Since January 2016, there has been an average of more than two “unsafe or unprofessional” incidents each month, according to the U.S. military. There have been 50 such incidents in the last two years, officials said.

But in response to a query, U.S. military officials said there have been no such incidents since August 2017.

The apparent shift in Iranian behavior comes as an international nuclear agreement with Tehran is teetering as President Donald Trump threatens to end U.S. sanctions relief provided to Tehran under the deal, signed under President Barack Obama.

Washington’s European allies are discussing ways of heightening sanctions against Iran for actions not directly related to the country’s nuclear program.

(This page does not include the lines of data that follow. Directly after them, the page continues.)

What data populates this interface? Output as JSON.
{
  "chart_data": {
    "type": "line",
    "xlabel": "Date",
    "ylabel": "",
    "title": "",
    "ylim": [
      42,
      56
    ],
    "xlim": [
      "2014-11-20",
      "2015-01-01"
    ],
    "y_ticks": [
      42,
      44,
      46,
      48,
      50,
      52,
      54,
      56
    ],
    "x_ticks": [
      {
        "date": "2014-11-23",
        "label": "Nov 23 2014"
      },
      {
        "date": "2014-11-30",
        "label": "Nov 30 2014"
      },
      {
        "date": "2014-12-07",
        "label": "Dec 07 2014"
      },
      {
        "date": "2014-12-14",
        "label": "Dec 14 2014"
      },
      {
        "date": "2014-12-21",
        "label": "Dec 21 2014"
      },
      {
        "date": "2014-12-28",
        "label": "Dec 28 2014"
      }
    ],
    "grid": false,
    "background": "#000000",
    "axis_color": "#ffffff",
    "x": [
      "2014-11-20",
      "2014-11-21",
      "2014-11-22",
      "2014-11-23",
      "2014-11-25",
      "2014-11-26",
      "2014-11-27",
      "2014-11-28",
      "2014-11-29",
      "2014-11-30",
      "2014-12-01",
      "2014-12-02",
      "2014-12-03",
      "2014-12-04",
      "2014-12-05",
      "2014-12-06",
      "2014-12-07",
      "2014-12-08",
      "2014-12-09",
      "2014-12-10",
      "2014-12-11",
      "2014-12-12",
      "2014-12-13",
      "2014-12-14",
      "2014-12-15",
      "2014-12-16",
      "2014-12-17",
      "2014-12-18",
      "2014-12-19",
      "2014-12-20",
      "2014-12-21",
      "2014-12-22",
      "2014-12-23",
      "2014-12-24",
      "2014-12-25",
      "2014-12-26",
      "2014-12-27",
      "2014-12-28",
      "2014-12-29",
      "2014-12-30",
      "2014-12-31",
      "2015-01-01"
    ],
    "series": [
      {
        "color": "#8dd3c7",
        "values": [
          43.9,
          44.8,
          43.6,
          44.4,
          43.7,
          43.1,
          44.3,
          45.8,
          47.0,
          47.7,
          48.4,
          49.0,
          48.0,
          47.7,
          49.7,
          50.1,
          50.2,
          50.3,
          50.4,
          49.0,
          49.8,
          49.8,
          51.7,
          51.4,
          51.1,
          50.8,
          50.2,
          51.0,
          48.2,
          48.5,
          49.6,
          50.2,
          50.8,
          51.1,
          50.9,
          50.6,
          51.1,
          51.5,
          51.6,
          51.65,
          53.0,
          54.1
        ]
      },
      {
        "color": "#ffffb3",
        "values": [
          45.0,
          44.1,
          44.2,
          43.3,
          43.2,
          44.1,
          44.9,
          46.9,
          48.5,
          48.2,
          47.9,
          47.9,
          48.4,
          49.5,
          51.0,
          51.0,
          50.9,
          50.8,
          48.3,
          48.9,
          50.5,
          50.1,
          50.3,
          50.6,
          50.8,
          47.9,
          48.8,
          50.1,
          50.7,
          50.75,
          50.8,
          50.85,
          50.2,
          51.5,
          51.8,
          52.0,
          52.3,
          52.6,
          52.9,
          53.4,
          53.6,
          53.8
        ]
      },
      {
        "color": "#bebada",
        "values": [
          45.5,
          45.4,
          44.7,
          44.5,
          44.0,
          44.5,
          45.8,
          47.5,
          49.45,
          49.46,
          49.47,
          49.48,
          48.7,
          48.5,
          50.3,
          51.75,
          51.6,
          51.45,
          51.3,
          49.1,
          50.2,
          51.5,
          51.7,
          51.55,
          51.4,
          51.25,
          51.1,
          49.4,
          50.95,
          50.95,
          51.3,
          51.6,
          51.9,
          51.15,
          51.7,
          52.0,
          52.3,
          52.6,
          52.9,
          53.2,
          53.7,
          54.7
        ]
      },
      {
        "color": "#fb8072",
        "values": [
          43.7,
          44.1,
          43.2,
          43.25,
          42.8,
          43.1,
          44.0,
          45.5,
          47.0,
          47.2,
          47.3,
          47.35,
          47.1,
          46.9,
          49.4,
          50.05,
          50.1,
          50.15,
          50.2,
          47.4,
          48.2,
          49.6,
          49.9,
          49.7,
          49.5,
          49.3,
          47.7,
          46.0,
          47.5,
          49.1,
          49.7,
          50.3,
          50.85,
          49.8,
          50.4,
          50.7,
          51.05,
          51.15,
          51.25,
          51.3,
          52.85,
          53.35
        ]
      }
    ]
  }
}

Gen. Votel said that the abatement in the Persian Gulf didn’t alone signal a broader “strategic shift” by Iran, noting activities such as Iran’s support of Houthi rebels in Yemen. “I think we have to look at Iran in totality,” Gen. Votel said.

The U.S. has publicly criticized what it says is Iranian backing of the Houthis. Iran also has sent forces to Syria and backs militants operating there on behalf of the Assad regime.

Military officials noted that while Iranian harassment in the Gulf had declined, the country’s forces weren’t idle. Iran has been observed by the U.S. conducting activities that approach but stop short of what would be considered harassment, a U.S. military official explained.

Officials at U.S. Naval Forces Central Command, in Manama, Bahrain, were loath to guess the reasons behind it.

“We are not going to speculate on the reason for this recent positive trend in interactions, though we hope it will continue in the future,” said Cmdr. Bill Urban, a spokesman for U.S. Navy’s Fifth Fleet, in Manama, Bahrain.

Ali Vaez, Iran project director at the International Crisis Group, said the decrease in harassment is part of a broader pattern by Tehran to refrain from provoking the U.S. and providing fodder for the Trump administration to blame them for regional instability.

“I think they understand the administration’s policy at this stage is to put the spotlight on Iranians and portray them as the source of all evil in the region,” he said. “The Iranians are certainly part of the problem in the region, but they’d like to be portrayed as part of the solution, not just the problem.”

The lull in harassment coincides with an internal directive last summer in which Mr. Vaez said Tehran’s Supreme National Security Council had ordered the IRGC to stand its ground in the region, but not to harass U.S. Navy ships. The council is presided over by President Hassan Rouhani but Mr. Khamenei has the final say.

Capt. Urban said the U.S. Navy hadn’t modified its operations in the region and would continue to operate “wherever international law allows.”

The last incident, in August, occurred when an Iranian drone flew in the vicinity of aircraft conducting night operations on the USS Nimitz.

Capt. Urban expressed concern about Iranians’ use of drones, also known as unmanned aerial vehicles, to harass American vessels.

“Even with the decreased incidents, we remain concerned with the increased number of Iranian UAVs operating in international airspace at night without navigation lights or an active transponder as would be expected according to international norms,” he said. “We continue to advocate for all maritime forces to conform to international maritime customs, standards and laws.”

The U.S. military currently is participating in a joint exercise called Native Fury with the United Arab Emirates, designed for training in ways to get essential supplies into the Gulf region over land if the Strait of Hormuz was ever blocked, as Iran has threatened to do in the past. Some military experts see Native Fury as a message to Iran.

It is “a demonstration of our resolve,” Gen. Votel said. The Iranians also are conducting a two-day exercise in the Strait of Hormuz.